By Atom Markarian
The Armenian government officially confirmed on Thursday its anticipated plans for a dramatic increase in the price of drinking water next year, saying that the drastic measure is needed for making water supplies more efficient.
The head of the government Committee on Water Resources, Gagik Martirosian, said the existing tariffs will be more than doubled to 120 drams (20 U.S. cents) per cubic meter to generate additional revenues that will be used for scaling down the network’s chronic losses. He said that will in turn help his agency ensure 24-hour water supplies by the end of 2004.
“It’s impossible to carry on like this,” Martirosian told journalists after a weekly cabinet meeting. “We need to raise funds for the badly needed capital investments.”
“The tariffs must be raised step by step if we are to have a reliable and efficient distribution network,” he said.
The tariff increase requires the approval of the State Commission on Natural Monopolies, a regulatory body which has final say in determining the utility fees in Armenia. Martirosian said an appropriate request will be filed to the commission “very soon.” Its positive decision seems a forgone conclusion.

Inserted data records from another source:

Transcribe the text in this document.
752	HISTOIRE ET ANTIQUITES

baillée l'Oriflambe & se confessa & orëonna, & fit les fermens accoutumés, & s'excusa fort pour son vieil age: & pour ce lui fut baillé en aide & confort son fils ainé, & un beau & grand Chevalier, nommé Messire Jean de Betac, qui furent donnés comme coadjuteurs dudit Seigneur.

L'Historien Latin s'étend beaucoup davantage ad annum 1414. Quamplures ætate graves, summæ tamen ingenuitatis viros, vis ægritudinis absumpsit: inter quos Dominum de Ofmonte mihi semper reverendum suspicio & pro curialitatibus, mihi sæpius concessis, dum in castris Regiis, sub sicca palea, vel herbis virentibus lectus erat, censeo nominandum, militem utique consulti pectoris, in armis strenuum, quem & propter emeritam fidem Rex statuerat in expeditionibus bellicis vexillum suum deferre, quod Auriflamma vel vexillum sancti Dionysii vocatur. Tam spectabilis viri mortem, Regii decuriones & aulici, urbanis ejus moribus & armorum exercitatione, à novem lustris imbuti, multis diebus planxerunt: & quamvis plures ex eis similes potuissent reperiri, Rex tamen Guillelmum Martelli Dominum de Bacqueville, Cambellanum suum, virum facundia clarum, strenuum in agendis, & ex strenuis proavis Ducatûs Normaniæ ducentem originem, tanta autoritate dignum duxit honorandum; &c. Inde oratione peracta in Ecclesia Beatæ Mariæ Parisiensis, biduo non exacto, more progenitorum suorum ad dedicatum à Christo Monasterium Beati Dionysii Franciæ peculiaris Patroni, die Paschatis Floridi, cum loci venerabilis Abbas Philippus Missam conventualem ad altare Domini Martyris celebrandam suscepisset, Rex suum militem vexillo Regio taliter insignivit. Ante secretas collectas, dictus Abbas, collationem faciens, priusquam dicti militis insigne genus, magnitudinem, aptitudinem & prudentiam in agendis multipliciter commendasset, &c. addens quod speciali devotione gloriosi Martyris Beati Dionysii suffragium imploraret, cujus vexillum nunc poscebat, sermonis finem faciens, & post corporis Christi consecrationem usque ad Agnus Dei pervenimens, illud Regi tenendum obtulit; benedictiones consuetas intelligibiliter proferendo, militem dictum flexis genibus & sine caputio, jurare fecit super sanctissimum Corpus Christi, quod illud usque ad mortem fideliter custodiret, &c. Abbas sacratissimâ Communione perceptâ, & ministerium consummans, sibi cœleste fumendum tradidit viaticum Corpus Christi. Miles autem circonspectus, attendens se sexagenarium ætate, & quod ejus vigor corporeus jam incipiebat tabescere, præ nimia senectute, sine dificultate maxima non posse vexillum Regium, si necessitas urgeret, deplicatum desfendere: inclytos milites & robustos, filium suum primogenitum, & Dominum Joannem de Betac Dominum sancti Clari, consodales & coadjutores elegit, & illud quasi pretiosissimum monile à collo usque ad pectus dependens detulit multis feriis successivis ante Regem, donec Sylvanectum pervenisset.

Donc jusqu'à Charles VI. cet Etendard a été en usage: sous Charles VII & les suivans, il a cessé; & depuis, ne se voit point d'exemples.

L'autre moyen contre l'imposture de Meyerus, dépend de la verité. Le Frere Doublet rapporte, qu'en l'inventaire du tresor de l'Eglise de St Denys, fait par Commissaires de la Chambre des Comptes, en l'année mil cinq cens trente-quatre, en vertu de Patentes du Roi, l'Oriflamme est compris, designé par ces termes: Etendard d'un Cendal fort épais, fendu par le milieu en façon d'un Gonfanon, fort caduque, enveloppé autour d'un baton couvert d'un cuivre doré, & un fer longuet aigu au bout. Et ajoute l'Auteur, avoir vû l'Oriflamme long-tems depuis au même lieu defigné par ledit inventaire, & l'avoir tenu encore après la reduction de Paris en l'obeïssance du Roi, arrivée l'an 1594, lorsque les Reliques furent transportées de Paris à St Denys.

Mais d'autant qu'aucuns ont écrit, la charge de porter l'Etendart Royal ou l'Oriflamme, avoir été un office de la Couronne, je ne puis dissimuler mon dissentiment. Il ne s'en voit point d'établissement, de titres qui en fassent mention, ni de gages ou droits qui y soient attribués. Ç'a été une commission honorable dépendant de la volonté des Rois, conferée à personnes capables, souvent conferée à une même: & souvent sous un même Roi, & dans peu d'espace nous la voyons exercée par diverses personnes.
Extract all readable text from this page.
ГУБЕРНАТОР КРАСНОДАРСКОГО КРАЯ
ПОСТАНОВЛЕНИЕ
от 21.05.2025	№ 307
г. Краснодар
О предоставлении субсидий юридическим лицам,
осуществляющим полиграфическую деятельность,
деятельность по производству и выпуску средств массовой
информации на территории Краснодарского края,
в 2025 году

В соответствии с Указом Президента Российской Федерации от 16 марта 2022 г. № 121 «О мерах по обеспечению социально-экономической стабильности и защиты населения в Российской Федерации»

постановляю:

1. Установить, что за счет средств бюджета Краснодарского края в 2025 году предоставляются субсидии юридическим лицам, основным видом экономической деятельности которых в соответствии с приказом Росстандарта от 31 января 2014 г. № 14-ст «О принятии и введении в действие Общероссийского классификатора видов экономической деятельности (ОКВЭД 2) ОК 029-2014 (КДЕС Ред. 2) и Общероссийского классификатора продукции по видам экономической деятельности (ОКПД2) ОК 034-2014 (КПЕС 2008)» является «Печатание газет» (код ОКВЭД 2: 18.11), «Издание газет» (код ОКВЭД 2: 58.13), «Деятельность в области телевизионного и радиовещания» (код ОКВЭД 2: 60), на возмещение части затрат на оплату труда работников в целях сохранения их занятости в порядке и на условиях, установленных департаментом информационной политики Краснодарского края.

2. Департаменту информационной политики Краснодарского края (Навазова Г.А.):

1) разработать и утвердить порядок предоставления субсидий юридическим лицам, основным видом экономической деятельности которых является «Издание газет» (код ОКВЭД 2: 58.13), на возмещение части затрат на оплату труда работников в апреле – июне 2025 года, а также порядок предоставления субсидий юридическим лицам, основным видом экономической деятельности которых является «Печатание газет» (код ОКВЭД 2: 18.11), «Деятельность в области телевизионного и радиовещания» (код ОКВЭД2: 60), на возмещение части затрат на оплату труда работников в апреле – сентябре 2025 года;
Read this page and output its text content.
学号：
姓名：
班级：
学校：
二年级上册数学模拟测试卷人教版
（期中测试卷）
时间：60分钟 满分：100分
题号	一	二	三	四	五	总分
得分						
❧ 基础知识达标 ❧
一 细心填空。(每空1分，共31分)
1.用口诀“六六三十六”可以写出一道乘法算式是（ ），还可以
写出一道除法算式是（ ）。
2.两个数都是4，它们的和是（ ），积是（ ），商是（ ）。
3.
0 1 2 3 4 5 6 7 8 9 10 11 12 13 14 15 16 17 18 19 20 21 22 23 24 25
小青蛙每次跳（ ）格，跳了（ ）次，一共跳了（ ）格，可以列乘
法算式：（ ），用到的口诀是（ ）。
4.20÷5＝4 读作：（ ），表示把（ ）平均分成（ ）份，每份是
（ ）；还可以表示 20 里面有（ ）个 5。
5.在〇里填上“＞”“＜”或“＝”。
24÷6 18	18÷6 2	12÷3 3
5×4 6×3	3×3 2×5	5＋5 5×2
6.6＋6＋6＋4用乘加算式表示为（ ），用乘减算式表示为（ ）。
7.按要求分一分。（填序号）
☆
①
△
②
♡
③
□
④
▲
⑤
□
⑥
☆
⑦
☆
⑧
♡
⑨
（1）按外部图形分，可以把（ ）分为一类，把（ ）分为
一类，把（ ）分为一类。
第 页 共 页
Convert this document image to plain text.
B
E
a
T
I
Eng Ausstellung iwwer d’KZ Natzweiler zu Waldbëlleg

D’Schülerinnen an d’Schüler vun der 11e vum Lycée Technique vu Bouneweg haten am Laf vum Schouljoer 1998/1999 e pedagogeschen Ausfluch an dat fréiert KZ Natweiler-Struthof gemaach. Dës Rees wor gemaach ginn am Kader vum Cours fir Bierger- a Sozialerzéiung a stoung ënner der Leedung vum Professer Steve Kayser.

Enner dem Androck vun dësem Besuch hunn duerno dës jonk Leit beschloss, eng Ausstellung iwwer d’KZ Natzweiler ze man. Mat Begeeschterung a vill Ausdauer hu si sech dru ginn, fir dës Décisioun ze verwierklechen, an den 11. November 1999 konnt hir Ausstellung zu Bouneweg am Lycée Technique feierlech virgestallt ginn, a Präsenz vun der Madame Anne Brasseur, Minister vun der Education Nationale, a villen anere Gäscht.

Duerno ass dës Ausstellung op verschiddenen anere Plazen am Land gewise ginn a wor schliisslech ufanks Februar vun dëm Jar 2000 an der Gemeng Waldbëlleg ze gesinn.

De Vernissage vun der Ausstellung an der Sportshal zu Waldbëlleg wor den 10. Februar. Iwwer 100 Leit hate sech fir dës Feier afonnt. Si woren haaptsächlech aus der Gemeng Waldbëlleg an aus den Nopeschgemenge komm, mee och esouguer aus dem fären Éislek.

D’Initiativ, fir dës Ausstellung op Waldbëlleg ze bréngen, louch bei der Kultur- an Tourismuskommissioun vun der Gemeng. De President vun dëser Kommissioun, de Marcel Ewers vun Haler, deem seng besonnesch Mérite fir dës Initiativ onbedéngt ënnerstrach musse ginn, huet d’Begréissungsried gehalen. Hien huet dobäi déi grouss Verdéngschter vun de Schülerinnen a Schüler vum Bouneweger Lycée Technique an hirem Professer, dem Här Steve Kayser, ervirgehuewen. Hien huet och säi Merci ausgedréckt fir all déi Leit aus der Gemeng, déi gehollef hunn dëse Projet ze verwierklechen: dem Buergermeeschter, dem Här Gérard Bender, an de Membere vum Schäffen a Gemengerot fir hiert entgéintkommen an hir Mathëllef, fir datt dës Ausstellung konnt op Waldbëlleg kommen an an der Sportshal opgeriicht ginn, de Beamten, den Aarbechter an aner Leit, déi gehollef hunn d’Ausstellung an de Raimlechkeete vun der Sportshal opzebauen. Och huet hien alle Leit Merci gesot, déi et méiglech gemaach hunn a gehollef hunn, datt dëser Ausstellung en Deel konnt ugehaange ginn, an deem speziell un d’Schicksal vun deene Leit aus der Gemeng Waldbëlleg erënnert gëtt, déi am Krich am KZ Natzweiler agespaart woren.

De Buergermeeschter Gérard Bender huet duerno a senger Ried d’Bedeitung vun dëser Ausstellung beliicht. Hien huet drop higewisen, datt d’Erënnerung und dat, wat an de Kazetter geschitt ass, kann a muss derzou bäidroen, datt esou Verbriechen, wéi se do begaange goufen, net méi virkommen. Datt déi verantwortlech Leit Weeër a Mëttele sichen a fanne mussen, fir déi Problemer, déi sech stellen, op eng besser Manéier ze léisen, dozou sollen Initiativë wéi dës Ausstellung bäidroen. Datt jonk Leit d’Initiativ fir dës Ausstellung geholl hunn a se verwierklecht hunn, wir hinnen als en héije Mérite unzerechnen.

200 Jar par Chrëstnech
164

The government plans come amid the mandatory introduction of water meters in houses and apartment buildings across Armenia. Some 280,000 households, who previously paid a fixed monthly fee for drinking water, have already installed the devices in the course of this year. Officials say they now use three times less water and pay for it on time.
Poor collection of water bills has been central to the sector’s woes. Water metering is seen by the government as the principal mechanism for addressing them. In recent months, the bill collection has improved considerably in Yerevan whose water distribution network is run by an Italian company.
Still, the aging Soviet-era infrastructure requires substantial investments and continues incur major losses. Some of its sections have been modernized with a $20 million loan provided by the World Bank in 2000. Another $56 million will be made available by the bank next year.
According to Martirosian, even that will not be enough for getting the network into shape. He said it will not become self-sufficient until the tariffs are brought to 250 and possibly 300 drams per cubic meter.